Autos

Chinese electric car company Xpeng predicts chip shortage will last another quarter

Xpeng Motors launches the P5 sedan at an event in Guangzhou, China on April 14, 2021. The P5 is Xpeng’s third production model and features so-called Lidar technology.

Arjun Kharpal | CNBC

BEIJING — Chinese electric car start-up Xpeng expects the global chip shortage will persist for at least another three months.

Automakers around the world have had to cut production due to a shortfall in semiconductors, or chips. High demand for electronics, U.S.-China trade tensions and a major factory fire have affected the highly specialized industry’s ability to manufacture enough chips.

“What we’ve seen is that this tight situation will continue for the next quarter or so,” Brian Gu, vice chairman and president of Xpeng, said Friday on CNBC’s “Squawk Box Asia.”

The challenge is “the visibility of chip supplies is by the minute,” Gu said. “We are paying very, very close attention to the situation. Right now, the impact is limited and it’s reflected in our guidance.”

Xpeng’s U.S.-listed shares fell nearly 4.9% in Thursday’s trading session despite the start-up reporting greater-than-expected revenue of 2.95 billion yuan ($456.7 million) for the first quarter.

The stock is now down nearly 45% for the year so far, but still holds gains of more than 50% from its IPO in August.

Xpeng expects to deliver between 15,500 and 16,000 vehicles in the second quarter. The company said it delivered 13,340 cars in the first three months of the year, topping its forecast for 12,500 cars.

Growing revenue from software

While car sales account for the majority of Xpeng’s revenue, the company noted first-quarter results were helped by customer demand for its assisted driving software. The start-up said it recorded revenue from the software for the first time after a rollout of an upgrade to paying customers in the first quarter.

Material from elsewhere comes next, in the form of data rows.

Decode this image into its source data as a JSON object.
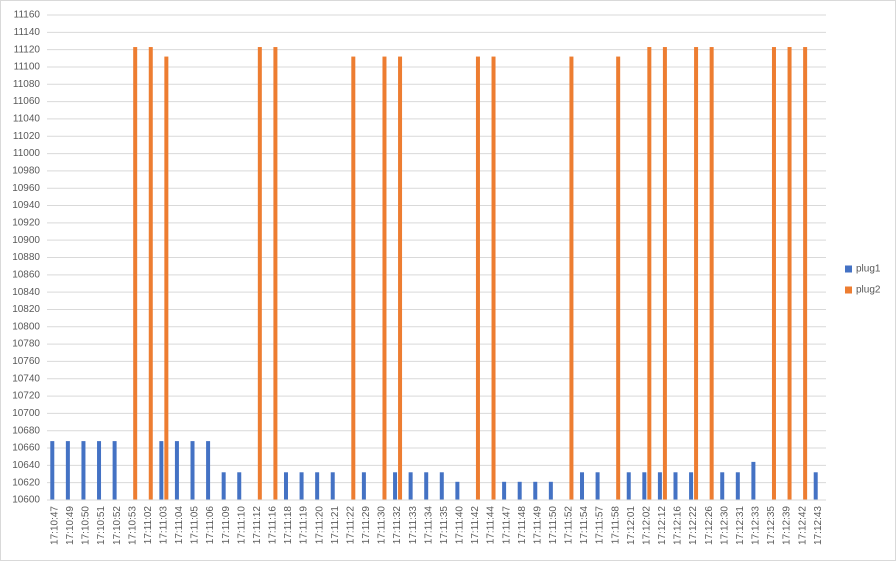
{
  "chart_data": {
    "type": "bar",
    "categories": [
      "17:10:47",
      "17:10:49",
      "17:10:50",
      "17:10:51",
      "17:10:52",
      "17:10:53",
      "17:11:02",
      "17:11:03",
      "17:11:04",
      "17:11:05",
      "17:11:06",
      "17:11:09",
      "17:11:10",
      "17:11:12",
      "17:11:16",
      "17:11:18",
      "17:11:19",
      "17:11:20",
      "17:11:21",
      "17:11:22",
      "17:11:29",
      "17:11:30",
      "17:11:32",
      "17:11:33",
      "17:11:34",
      "17:11:35",
      "17:11:40",
      "17:11:42",
      "17:11:44",
      "17:11:47",
      "17:11:48",
      "17:11:49",
      "17:11:50",
      "17:11:52",
      "17:11:54",
      "17:11:57",
      "17:11:58",
      "17:12:01",
      "17:12:02",
      "17:12:12",
      "17:12:16",
      "17:12:22",
      "17:12:26",
      "17:12:30",
      "17:12:31",
      "17:12:33",
      "17:12:35",
      "17:12:39",
      "17:12:42",
      "17:12:43"
    ],
    "series": [
      {
        "name": "plug1",
        "color": "#4472c4",
        "values": [
          10668,
          10668,
          10668,
          10668,
          10668,
          null,
          null,
          10668,
          10668,
          10668,
          10668,
          10632,
          10632,
          null,
          null,
          10632,
          10632,
          10632,
          10632,
          null,
          10632,
          null,
          10632,
          10632,
          10632,
          10632,
          10621,
          null,
          null,
          10621,
          10621,
          10621,
          10621,
          null,
          10632,
          10632,
          null,
          10632,
          10632,
          10632,
          10632,
          10632,
          null,
          10632,
          10632,
          10644,
          null,
          null,
          null,
          10632
        ]
      },
      {
        "name": "plug2",
        "color": "#ed7d31",
        "values": [
          null,
          null,
          null,
          null,
          null,
          11123,
          11123,
          11112,
          null,
          null,
          null,
          null,
          null,
          11123,
          11123,
          null,
          null,
          null,
          null,
          11112,
          null,
          11112,
          11112,
          null,
          null,
          null,
          null,
          11112,
          11112,
          null,
          null,
          null,
          null,
          11112,
          null,
          null,
          11112,
          null,
          11123,
          11123,
          null,
          11123,
          11123,
          null,
          null,
          null,
          11123,
          11123,
          11123,
          null
        ]
      }
    ],
    "ylim": [
      10600,
      11160
    ],
    "yticks": [
      10600,
      10620,
      10640,
      10660,
      10680,
      10700,
      10720,
      10740,
      10760,
      10780,
      10800,
      10820,
      10840,
      10860,
      10880,
      10900,
      10920,
      10940,
      10960,
      10980,
      11000,
      11020,
      11040,
      11060,
      11080,
      11100,
      11120,
      11140,
      11160
    ],
    "grid": true,
    "legend": "right"
  }
}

Gu said on CNBC that more than 25% of customers have paid for the assisted driving software in the last month, up from 20% last quarter. He expects greater use of Xpeng’s software and lower vehicle production costs will increase the company’s margin in the near future.

Later this year, Xpeng plans to launch a second electric sedan, the P5, which includes support for the latest version of the start-up’s assisted driving software.

Vehicle margin, a measure of profitability, rose to 10.1% in the first quarter, up from 6.8% in the prior quarter. The company did report a year-on-year increase in net losses, of 786.6 million yuan in the first quarter, versus 649.8 million yuan during the same period last year. Research and development expenses rose 72.2% from a year ago to 535.1 million yuan.

Moving ahead into Europe

Xpeng pressed ahead with its European expansion plans in the first quarter by delivering more than 300 units of its G3 SUV to Norway, according to the company. The start-up had sent 100 of the cars to the market in December. Xpeng expects to begin delivering its P7 sedan to Norway in the second half of the year.

Competition in that overseas market is set to pick up with rival Chinese electric car maker Nio’s plans to open a showroom and begin deliveries in Norway later this year. Nio’s shares fell 7.3% Thursday and are down nearly 36% for the year so far.